Blue Water said that it detected suspicious activity within the company’s IT infrastructure and decided to initiative its IT security procedure. After working with external specialists, the attempt was identified and several systems shut down, preventing the attempted cyber-attack.
“Cybercrime is unfortunate, and an all too common occurrence and the consequences could have been comprehensive. Therefore, we considered it necessary to shut down our systems,” said Flemming Busch, Blue Water’s chief financial officer.
All transport operations are intact and have been so during the shutdown, which has primarily influenced the internet-based communication with clients and business partners.

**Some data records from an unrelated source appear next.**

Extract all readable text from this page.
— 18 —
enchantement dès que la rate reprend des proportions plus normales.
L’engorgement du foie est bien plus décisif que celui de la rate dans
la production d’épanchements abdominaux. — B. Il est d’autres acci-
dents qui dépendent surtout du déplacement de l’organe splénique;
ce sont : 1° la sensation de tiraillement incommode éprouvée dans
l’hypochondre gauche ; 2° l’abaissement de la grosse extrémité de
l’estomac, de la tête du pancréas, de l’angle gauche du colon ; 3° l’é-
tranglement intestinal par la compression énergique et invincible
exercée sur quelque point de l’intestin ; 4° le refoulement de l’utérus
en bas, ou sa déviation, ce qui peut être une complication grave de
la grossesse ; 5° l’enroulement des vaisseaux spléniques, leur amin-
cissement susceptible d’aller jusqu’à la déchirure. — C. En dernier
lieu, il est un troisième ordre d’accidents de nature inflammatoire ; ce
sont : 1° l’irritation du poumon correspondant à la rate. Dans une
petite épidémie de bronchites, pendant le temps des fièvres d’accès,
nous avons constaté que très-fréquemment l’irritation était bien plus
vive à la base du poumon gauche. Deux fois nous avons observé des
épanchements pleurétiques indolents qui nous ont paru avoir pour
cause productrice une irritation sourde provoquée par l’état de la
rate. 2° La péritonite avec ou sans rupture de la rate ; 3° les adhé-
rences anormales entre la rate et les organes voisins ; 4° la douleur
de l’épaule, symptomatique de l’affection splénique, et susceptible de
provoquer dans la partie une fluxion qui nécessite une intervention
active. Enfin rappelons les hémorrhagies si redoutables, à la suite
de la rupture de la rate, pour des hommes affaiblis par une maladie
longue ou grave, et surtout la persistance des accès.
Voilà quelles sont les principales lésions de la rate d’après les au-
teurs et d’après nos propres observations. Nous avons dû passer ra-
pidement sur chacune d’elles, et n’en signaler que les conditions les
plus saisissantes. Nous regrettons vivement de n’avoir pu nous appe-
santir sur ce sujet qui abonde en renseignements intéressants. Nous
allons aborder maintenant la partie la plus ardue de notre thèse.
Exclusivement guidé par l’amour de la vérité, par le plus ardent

“We apologise to our clients. The shutdown causes potential interruptions – but only temporary – and our employees are still capable of providing transport solutions for all our customers, across all business units. Our priority is to protect our and our customers’ data at all costs and we are pleased to see that we have successfully done just that. We appreciate everyone’s patience while we put additional measures in place to keep everyone safe,” added Busch.
Cybercrime has the potential to impact all aspects of the transport and logistics supply chain. During July, cyber security specialist Naval Dome reported that attacks on the maritime industry’s operational technology (OT) systems have increased by 900 percent over the last three years, with the number of reported incidents set to reach record volumes by year end.
Speaking during the 2020 Port Security Seminar & Expo, Naval Dome’s head of North American operations Robert Rizika said that in 2017 there were 50 significant OT hacks reported, increasing to 120 in 2018 and more than 310 last year.
He said this year is looking like it will end with more than 500 major cyber security breaches, with substantially more going unreported.
Emphasising the economic impact and ripple effect of a cyber attack on port infrastructures, Rizika revealed that a report published by Lloyd’s of London indicated that if 15 Asian ports were hacked financial losses could be more than USD110 billion, a significant amount of which would not be recovered through insurance policies, as OT system hacks are not covered.
Rizika said that as the maritime industry moves towards greater digitalisation and increases the use of networked, autonomous systems, moving more equipment and technologies online would create more vulnerabilities and loopholes that criminals could exploit.
“There will be a whole series of new cyber security openings through which people can attack if systems are not properly protected,” Rizika explained. “If just one piece of this meticulously managed operation goes down it will create unprecedented backlog and impact global trade, disrupting operations and infrastructure for weeks if not months, costing tens of millions of dollars in lost revenues.”